A tiny search engine for personal notes

The problem

I have ~400 markdown files in my notes folder. Some are structured, most are brain dumps. When I need to find something, I grep. Grep is great for exact matches. Grep is terrible when I remember the concept but not the exact words I used.

“That thing about gradient descent and saddle points” — good luck grepping for that.

The solution

A local search engine that indexes my notes using TF-IDF (Term Frequency–Inverse Document Frequency) and ranks results by relevance, not just string matching.

The core is about 300 lines of Python:

  1. Tokenizer: Splits text into words, lowercases, strips punctuation, removes stop words. Nothing fancy.
  2. Inverted index: Maps each token to the set of documents containing it, along with positional information.
  3. TF-IDF scoring: For a query, each matching document gets a score based on how frequently the query terms appear in it (TF) relative to how common those terms are across all documents (IDF). Rare terms in a document score higher.
  4. CLI interface: ./search.py "saddle points gradient" returns the top 10 matching files, ranked.

Tricks that helped

Stemming. Using NLTK’s Porter stemmer so that “running”, “runs”, and “ran” all match “run”. This alone doubled the useful results for most queries.

Phrase proximity. When query terms appear near each other in a document, that document gets a boost. This helps distinguish a note that mentions both “gradient” and “saddle” in the same paragraph from one that mentions them pages apart.

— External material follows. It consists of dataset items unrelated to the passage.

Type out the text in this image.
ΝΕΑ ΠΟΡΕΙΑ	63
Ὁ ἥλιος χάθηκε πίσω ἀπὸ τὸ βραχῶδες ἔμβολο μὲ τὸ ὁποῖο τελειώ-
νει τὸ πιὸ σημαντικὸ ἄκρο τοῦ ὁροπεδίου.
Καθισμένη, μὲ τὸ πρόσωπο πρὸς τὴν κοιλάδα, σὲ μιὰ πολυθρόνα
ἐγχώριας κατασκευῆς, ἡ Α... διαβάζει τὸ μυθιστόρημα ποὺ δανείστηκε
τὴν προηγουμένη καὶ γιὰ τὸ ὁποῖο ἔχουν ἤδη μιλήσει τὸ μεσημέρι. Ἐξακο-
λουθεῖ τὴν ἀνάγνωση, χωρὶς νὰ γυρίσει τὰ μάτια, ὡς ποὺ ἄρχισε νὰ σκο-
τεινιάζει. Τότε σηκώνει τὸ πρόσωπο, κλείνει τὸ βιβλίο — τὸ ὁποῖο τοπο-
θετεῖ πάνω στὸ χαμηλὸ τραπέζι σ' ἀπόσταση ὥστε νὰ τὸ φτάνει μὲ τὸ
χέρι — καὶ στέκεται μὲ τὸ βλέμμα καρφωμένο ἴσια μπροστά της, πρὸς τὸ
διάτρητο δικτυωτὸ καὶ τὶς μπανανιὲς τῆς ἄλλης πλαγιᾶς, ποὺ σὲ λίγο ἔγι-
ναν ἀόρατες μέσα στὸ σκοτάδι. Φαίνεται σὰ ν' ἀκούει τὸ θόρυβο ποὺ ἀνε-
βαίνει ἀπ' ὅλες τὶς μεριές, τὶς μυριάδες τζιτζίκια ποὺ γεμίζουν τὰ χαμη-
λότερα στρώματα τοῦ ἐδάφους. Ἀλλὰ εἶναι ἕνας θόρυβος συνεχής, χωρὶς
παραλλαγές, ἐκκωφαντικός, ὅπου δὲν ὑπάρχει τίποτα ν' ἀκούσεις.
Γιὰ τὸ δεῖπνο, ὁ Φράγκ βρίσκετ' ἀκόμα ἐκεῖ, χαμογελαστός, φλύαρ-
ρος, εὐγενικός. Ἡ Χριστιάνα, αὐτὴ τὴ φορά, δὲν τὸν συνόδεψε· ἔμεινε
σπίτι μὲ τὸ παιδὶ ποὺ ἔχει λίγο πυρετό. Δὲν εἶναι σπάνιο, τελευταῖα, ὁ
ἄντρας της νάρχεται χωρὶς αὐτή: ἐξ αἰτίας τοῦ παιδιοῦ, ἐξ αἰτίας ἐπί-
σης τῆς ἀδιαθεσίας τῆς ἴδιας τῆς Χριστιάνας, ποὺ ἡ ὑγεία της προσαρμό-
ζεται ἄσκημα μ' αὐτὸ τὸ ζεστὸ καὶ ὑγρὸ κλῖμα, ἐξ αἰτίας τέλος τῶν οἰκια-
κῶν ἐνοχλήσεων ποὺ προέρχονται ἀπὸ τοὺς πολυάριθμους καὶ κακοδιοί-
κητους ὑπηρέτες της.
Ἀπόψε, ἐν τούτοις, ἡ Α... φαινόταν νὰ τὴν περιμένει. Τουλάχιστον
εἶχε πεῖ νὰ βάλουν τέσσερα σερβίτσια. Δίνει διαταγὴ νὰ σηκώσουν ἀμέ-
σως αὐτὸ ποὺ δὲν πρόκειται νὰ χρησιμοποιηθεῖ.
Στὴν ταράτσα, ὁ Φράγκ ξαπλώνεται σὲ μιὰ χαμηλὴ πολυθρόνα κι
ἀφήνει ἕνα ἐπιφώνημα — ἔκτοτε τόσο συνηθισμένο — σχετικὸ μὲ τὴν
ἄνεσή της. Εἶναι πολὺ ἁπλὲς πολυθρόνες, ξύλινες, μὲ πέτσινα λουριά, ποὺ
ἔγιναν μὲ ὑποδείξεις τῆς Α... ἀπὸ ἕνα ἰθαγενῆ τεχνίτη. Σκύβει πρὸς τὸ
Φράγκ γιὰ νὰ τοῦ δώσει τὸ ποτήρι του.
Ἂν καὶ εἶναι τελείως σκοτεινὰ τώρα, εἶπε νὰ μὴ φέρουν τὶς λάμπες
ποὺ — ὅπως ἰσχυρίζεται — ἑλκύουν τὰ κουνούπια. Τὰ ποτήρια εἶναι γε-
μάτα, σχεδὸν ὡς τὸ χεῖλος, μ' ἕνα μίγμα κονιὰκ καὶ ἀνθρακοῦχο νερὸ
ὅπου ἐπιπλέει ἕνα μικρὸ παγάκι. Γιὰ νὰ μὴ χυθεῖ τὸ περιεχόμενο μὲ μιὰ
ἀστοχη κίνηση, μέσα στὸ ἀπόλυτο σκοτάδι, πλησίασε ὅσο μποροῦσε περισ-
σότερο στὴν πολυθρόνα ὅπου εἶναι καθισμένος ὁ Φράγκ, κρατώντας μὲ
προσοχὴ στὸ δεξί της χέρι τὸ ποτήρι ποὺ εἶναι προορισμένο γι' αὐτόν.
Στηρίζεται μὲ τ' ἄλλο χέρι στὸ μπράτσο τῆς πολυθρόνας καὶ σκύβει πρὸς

Incremental indexing. The index is serialized to a JSON file. On startup, only files modified since the last index build are re-processed. This keeps search startup under 200ms even with 400 files.

What I learned

TF-IDF is from the 1970s and it’s still remarkably effective for small corpora. The urge to use embeddings and vector search is strong — and for a larger corpus it’d make sense — but for 400 personal notes, a well-tuned TF-IDF index is faster, simpler, and doesn’t require a GPU or an API key.

Sometimes the boring solution is the right one.